“If someone is interested in speaking Spanish, and learning about Spanish-speaking cultures and Spanish-speaking peoples, I think it's absolutely necessary to engage directly with the people who speak Spanish, who live the experience of being a Spanish speaker, and in our case, a Spanish speaker living in Western North Carolina,” said Michelle Bettencourt, associate chair and associate professor of Spanish at UNC Asheville.
So that’s what her students do. Everyone in her Spanish 300: Oral Skills service-learning course—which is everyone who completes the Spanish major or minor at UNC Asheville—takes their skills and curiosity out into the community to engage, serve, and learn. Many students spend time at a local YMCA afterschool program, or go into classrooms and support teachers in ESL classes. Others have served at Pisgah Legal Services or Conserving Carolina.
The COVID-19 pandemic narrowed the opportunities for safe community engagement last year, but that didn’t stop Bettencourt and her students. Fall of 2020 found them at the weekly markets hosted by Bounty and Soul, a local non-profit that provides local produce, plant-based food and health and wellness resources. During the pandemic Bounty and Soul created a car line for their weekly markets, allowing folks to safely drive through, open their trunks, and have a volunteer place a box of healthy produce inside. But veggies weren’t all that was on the menu. Bettencourt’s students were working with Hola Carolina to help members of the Spanish-speaking community complete the 2020 Census.
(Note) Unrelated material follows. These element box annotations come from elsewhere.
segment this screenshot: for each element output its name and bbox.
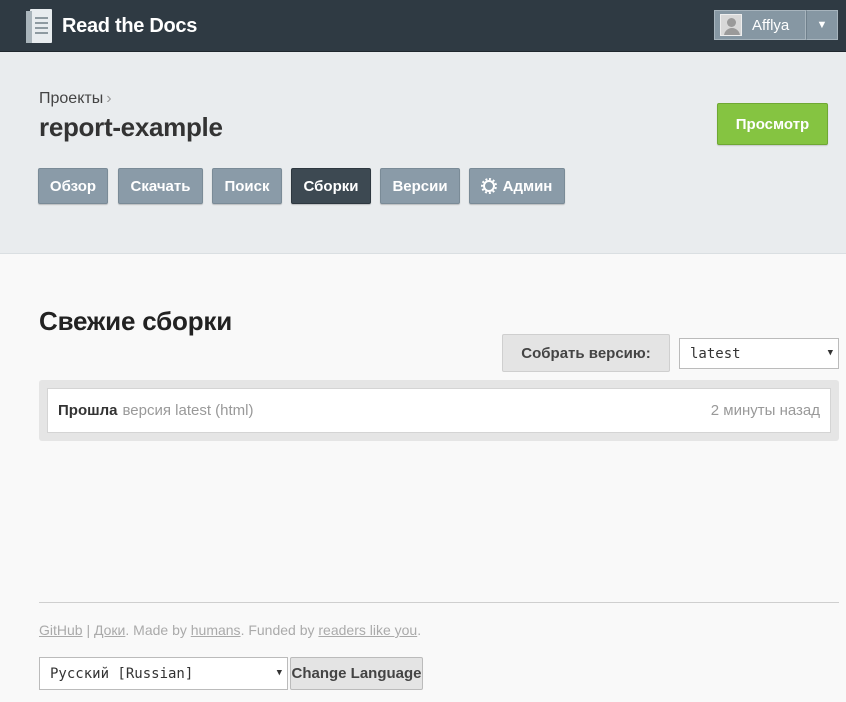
tab-label: Версии	[392, 177, 448, 195]
page-title: Свежие сборки	[39, 306, 232, 336]
tab-overview[interactable]: Обзор	[38, 168, 108, 204]
tab-label: Сборки	[303, 177, 359, 195]
version-select[interactable]: latest ▼	[679, 338, 839, 369]
build-time: 2 минуты назад	[710, 402, 820, 419]
chevron-down-icon: ▼	[827, 348, 833, 358]
docs-link[interactable]: Доки	[94, 622, 125, 638]
github-link[interactable]: GitHub	[39, 622, 83, 638]
build-list: Прошла версия latest (html) 2 минуты наз…	[39, 380, 839, 441]
tab-builds[interactable]: Сборки	[291, 168, 371, 204]
tab-admin[interactable]: Админ	[469, 168, 565, 204]
footer-end: .	[417, 622, 422, 638]
dropdown-caret-button[interactable]: ▼	[806, 10, 838, 40]
brand-logo[interactable]: Read the Docs	[26, 9, 197, 43]
breadcrumb-separator: ›	[106, 90, 112, 107]
tab-downloads[interactable]: Скачать	[118, 168, 203, 204]
tab-versions[interactable]: Версии	[380, 168, 460, 204]
footer-separator: |	[86, 622, 91, 638]
change-language-button[interactable]: Change Language	[290, 657, 423, 690]
chevron-down-icon: ▼	[816, 19, 828, 31]
user-menu-button[interactable]: Afflya	[714, 10, 806, 40]
user-name: Afflya	[752, 16, 790, 34]
tab-label: Обзор	[49, 177, 97, 195]
made-by-text: . Made by	[125, 622, 191, 638]
footer-divider	[39, 602, 839, 603]
breadcrumb: Проекты ›	[39, 90, 112, 108]
funded-by-text: . Funded by	[240, 622, 319, 638]
readers-link[interactable]: readers like you	[318, 622, 417, 638]
tab-search[interactable]: Поиск	[212, 168, 282, 204]
brand-name: Read the Docs	[62, 14, 198, 37]
humans-link[interactable]: humans	[191, 622, 241, 638]
footer-credits: GitHub | Доки. Made by humans. Funded by…	[39, 622, 421, 638]
tab-label: Поиск	[224, 177, 270, 195]
tab-label: Админ	[502, 177, 553, 195]
book-icon	[26, 9, 52, 43]
language-select-value: Русский [Russian]	[50, 665, 194, 682]
avatar	[720, 14, 742, 36]
breadcrumb-projects-link[interactable]: Проекты	[39, 90, 103, 107]
view-docs-button[interactable]: Просмотр	[717, 103, 828, 145]
version-select-value: latest	[690, 345, 741, 362]
build-description: версия latest (html)	[122, 402, 254, 419]
chevron-down-icon: ▼	[276, 668, 282, 678]
project-title: report-example	[39, 112, 223, 142]
gear-icon	[480, 178, 497, 194]
user-menu: Afflya ▼	[714, 10, 839, 40]
list-item[interactable]: Прошла версия latest (html) 2 минуты наз…	[47, 388, 831, 433]
build-status: Прошла	[58, 402, 118, 419]
project-header: Проекты › report-example Просмотр Обзор С…	[0, 52, 846, 254]
language-select[interactable]: Русский [Russian] ▼	[39, 657, 288, 690]
build-version-button[interactable]: Собрать версию:	[502, 334, 670, 372]
tab-label: Скачать	[130, 177, 191, 195]
top-navbar: Read the Docs Afflya ▼	[0, 0, 846, 52]
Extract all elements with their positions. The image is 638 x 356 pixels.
“We would have one volunteer over at the car line at the food market asking every car that went by—which for each market could be around 200 people—have you completed the census?” Bettencourt said. Those who had not yet filled out the census could pull over to where Bettencourt’s students, who were trained to fill out the census for both English and Spanish speakers, were waiting to assist. “I found that most people in the organization collecting the census did not speak Spanish, so the fact that my students were willing to do that and able to do that really stood out.”